Wills are legal declarations that are made by individuals (referred to as the testators). These legal declarations name at least one person to manage her or his estate and provides instructions for the distribution of her or his property upon death. Wills pertain to both real and personal property. Wills can be made with or without the assistance of a lawyer. Anyone can create a will, provided he or she is over the age of majority and he or she is of sound mind. After the testator dies, the will goes into probate.
Brief Historical Background
Wills can be dated back to Ancient Greece. During this time, the practice of wills was not uniform and people disposed of property as they saw fit. There were some loose rules set in place such as: if there are male children the estate automatically when to them, the individuals should be in their right minds, they should not be imprisoned nor should they be forced into making a will. Some of these rules are still in place today.
Decades ago, there was a distinction between will and testament. Historically, a will was mostly limited to real property. A testament on the other hand typically applied to disposing of personal property. That is where the popular name, Last Will and Testament, came from. More recently however, the term will has been widely applied to both real and personal property. It is also possible that a will will create a testamentary trust which only becomes effective following the death of the testator.
In history the longest legal will that is known is from a woman in England. Her will was 1066 pages and was bound in four volumes. The shortest of legal wills contain only a few letters (HEIR’S) and other short wills may only contain a few words.
Precedent Setting Cases
There is a widely known and used case regarding wills. Haynes versus National State Bank of New Jersey that took place in 1981 in New Jersey.
In this case, the testator received a rather large estate following the death of her husband. Her two daughters had children of their own and her one daughter came to live with her until her own death. The testator then went to live with her younger daughter. The testator had a will drawn up (using her daughter’s family attorney) that left most of her estate to her one surviving daughter and only a small amount to her two grandsons. The grandsons sought that the will be set aside on the grounds of undue influence from the relationship between the testator and her daughter. After battling through the court system, decisions were made then reversed and finally the New Jersey Supreme Court ruled that the testator’s wishes stand.

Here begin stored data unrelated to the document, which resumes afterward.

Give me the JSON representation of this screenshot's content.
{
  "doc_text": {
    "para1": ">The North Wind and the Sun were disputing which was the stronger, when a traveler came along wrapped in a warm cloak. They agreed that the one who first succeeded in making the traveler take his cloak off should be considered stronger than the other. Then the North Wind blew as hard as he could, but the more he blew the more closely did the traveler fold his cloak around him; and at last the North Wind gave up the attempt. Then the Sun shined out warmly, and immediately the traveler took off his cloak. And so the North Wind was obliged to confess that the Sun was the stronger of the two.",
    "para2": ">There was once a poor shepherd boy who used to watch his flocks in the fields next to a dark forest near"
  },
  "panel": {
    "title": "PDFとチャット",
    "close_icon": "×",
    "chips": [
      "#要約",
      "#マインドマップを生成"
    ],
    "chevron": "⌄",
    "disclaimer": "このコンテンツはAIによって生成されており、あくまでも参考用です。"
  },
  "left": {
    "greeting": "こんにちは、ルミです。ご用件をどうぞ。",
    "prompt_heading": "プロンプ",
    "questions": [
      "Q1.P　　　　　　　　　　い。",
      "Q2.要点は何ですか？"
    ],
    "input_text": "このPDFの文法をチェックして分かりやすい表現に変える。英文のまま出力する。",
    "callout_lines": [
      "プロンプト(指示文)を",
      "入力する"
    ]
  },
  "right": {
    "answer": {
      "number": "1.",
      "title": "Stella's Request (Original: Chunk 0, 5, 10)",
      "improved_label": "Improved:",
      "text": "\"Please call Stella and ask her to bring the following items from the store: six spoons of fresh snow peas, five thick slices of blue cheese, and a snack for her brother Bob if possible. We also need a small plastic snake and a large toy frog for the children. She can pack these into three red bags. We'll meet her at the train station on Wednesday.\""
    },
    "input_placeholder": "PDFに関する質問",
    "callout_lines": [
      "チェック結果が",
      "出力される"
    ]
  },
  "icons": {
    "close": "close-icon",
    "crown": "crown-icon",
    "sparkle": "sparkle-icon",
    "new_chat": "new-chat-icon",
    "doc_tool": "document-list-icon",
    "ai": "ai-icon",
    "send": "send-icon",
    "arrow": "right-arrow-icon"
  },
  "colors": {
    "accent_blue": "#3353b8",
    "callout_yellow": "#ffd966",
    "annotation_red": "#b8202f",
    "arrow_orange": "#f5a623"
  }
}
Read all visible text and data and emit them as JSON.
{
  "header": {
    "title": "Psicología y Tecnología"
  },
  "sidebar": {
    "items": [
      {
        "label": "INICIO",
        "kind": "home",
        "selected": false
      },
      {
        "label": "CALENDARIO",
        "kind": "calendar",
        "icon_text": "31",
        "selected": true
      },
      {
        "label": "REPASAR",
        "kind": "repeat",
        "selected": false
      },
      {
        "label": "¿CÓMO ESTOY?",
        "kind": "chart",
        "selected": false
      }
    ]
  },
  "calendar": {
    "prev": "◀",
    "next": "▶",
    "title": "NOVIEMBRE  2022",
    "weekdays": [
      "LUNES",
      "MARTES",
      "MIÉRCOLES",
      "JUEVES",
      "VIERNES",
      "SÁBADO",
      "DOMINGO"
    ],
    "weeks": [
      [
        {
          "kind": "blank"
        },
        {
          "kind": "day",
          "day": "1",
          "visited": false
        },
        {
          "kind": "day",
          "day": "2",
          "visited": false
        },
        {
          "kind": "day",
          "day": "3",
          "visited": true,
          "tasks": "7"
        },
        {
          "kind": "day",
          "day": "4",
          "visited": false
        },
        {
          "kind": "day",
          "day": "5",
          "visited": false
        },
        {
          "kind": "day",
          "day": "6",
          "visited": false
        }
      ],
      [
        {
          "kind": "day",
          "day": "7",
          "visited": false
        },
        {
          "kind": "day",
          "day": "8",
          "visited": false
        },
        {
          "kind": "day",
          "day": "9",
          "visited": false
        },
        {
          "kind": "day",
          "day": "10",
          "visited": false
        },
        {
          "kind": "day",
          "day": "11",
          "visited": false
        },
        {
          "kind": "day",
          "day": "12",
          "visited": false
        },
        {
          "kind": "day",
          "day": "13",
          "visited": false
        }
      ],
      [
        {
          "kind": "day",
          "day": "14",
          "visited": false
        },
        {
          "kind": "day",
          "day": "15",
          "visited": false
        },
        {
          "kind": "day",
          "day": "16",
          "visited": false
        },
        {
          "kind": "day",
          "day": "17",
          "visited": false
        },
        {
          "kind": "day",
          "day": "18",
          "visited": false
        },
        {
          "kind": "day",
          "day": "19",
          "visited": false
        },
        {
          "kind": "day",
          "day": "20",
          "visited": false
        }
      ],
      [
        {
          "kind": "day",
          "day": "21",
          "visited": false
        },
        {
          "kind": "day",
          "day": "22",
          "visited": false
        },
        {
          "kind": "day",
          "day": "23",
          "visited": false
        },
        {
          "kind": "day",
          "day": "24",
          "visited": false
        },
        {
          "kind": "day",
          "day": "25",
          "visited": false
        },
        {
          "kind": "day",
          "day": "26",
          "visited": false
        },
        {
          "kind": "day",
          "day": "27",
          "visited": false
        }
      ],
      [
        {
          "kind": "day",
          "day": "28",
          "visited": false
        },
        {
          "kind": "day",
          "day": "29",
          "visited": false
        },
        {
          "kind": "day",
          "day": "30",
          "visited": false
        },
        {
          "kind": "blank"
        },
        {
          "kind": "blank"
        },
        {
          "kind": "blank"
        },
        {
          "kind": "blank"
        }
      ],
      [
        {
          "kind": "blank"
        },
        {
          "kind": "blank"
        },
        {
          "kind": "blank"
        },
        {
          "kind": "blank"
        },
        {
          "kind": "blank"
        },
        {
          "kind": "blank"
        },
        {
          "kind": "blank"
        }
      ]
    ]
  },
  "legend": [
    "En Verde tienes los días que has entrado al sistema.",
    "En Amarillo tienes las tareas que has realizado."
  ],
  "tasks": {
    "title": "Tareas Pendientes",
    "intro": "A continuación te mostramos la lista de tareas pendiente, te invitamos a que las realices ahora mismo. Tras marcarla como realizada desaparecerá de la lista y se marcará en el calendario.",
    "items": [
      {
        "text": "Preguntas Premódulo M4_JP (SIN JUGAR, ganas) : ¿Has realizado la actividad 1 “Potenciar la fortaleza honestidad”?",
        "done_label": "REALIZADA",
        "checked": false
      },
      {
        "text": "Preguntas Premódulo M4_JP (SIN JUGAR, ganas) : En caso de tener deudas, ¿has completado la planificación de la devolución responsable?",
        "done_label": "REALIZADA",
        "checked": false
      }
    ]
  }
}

Another well recognized case took place in 1988 – Pascale versus Pascale. In this case, the decision set a precedent as it ruled that if a person (donee) benefits from a gift that was given to him/her by a person he/she is in a confidential relationship with, then the donee must prove that the donor had independent counsel to make the gift.
Defenses
Wills do not have defenses associated with them however, there are ways to legally revoke a will. One way you can revoke a will is to intentionally physically destroy the will. This can be done by the testator by tearing or burning the document or even just striking out the signature. In some States, it is permissible to cross our a particular part of the will as long as the act is carried out and witnessed. A new will is able to revoke an old will, provided that it states that this will supersedes any previous wills. Dependent relative revocation states that if a testator mistakenly thinks that a previous will can be put back into effect by revoking a later will, the court may decide to ignore the will that was revoked and will revive the earlier will, as long as it similar to what the testator intended.